There are lots of tough moments in being a writer. In addition to struggling over word choice, sentence structure, etc. there are certain expectations that writers don’t necessarily know they’re supposed to follow, the most obvious one being word counts. Lots of genres have different agent and publisher expectations of word count. This information is readily available on the internet (through a few different outlets with a little wiggle room in answer). It’s not put in front of the author. Even in agent submission websites. They will say they’re looking for Science Fiction but the hidden information there is that they expect the manuscript to be between 90k and 125k. While a different website recommends a much narrower 100k to 115k words.
Another difficult thing for writers is removing work. Often writers will remove up to 50% of their original manuscript in order to get it to the goal, make things more fast paced, improve the flow of the manuscript or (literally) hundreds of other reasons. This is often referred to as “killing your darlings” because we’re a bunch of people who want to rub elbows and tell inside jokes.
This often comes after spending weeks or months writing a draft, reading it, making some minor changes, giving it to critique partners, etc. Then someone points out that “X doesn’t particularly make sense”. X happens to be something you peppered into your manuscript at the beginning, so you have to remove it or change it so it does make sense.
Sometimes, though, changing that element doesn’t work. You spend hours (or maybe days) talking with people about how to change that particular element and how you can make it work. Sometimes you need to just step back, look at the big picture, and kill your darlings. Save that element for a different project, or perhaps a sequel.

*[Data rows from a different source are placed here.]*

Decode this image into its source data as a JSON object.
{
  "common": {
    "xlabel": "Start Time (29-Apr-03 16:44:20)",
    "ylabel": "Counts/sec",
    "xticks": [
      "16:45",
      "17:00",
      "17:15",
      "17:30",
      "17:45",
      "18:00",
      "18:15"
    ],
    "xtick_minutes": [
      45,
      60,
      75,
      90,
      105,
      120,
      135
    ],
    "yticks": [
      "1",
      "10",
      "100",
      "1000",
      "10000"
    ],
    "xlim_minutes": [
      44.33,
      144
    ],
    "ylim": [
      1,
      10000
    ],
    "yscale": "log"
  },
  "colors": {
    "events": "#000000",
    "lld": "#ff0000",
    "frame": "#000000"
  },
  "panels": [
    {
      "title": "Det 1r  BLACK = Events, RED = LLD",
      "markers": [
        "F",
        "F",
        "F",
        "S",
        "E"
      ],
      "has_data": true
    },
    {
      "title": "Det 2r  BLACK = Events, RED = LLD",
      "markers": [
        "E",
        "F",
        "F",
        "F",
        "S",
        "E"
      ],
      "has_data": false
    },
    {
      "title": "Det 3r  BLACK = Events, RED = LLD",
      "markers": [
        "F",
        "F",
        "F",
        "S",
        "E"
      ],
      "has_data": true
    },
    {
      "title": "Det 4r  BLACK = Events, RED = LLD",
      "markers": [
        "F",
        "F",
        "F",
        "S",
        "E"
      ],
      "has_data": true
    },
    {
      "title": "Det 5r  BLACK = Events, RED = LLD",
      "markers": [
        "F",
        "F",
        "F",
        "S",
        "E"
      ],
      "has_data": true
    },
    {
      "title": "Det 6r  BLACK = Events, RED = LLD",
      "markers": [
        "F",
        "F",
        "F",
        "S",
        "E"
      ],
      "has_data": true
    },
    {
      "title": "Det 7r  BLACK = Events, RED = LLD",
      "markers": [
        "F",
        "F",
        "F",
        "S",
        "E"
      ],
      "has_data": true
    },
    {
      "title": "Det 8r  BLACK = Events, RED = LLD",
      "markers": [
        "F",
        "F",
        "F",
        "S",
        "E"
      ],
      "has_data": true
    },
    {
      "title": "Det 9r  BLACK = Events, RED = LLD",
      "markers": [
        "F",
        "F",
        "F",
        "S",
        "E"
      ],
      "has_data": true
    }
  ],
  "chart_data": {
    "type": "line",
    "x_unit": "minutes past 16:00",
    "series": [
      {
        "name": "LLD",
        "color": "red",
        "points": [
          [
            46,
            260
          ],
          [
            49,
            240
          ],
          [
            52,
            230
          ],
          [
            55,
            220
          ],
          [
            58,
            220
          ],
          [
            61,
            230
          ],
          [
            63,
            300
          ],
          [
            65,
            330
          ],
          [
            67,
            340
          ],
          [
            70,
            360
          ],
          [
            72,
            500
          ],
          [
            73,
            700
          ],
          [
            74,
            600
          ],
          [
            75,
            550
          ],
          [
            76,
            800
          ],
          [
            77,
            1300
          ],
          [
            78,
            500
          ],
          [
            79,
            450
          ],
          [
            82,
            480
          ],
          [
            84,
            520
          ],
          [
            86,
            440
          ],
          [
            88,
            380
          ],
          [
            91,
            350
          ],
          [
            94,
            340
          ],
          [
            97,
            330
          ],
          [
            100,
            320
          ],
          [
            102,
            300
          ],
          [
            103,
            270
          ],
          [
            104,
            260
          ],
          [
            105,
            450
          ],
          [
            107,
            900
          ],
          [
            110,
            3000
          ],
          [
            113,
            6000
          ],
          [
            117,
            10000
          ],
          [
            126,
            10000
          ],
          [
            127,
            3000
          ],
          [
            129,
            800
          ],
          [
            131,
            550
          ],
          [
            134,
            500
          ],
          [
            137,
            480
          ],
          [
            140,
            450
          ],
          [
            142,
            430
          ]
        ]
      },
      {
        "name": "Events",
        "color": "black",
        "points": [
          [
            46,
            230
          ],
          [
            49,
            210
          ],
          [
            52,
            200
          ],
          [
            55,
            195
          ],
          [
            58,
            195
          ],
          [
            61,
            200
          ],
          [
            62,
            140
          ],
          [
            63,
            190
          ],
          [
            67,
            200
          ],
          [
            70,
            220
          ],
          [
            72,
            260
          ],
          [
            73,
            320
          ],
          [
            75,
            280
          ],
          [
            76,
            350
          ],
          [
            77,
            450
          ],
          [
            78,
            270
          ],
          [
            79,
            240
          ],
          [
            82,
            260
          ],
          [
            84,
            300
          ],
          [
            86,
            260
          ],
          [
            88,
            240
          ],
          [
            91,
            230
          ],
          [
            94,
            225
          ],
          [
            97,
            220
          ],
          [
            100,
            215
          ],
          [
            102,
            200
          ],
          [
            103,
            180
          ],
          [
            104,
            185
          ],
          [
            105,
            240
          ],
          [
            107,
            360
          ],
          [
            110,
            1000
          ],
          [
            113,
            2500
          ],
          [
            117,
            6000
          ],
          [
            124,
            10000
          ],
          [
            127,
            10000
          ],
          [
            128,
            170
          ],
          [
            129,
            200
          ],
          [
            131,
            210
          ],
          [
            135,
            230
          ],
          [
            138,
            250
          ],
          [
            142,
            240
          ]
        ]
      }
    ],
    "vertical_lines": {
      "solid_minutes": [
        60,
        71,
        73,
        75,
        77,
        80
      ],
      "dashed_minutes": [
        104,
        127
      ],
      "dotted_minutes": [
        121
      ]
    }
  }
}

There’s a third option. Shelf the project. Make notes, so you don’t forget what you were trying to do. Put it on the shelf and wait. Wait a month. Three months. Do another project. Keep working. Pick up your problem project when you’re done. Yes, it means that the project will take longer. Shigeru Miyamoto, Director of Nintendo and designer of the Legend of Zelda games once said “A delayed game is eventually good, a bad game is bad forever.” The same is true about books (and most other media, I imagine).
Here’s the important part; for readers and authors alike: this is okay. Books can be delayed. There’s a huge taboo in the world of entertainment right now about the delay of things. About how long it takes George R. R. Martin to write the next A Song of Ice and Fire books. About how far pushed back the next season of Westworld is. These are fine.
We like this content because of its quality. When we give less time to creators to spend on a project, we’re sacrificing quality for instant gratification. It took years to make Game of Thrones, and even more to make A Clash of Kings. There were two years a piece between the first three books, five years between A Storm of Swords and A Feast for Crows, and another six years before A Dance with Dragons! And it’s already been six years since then!
I have shelved a recent project. It broke my heart to do so. But the book will be better off in the long run because I did that. It was exhausting. I felt like a drug addict being walked in on while using. Like having all the puzzle pieces but not knowing the end result.
So a few weeks ago, I started something new.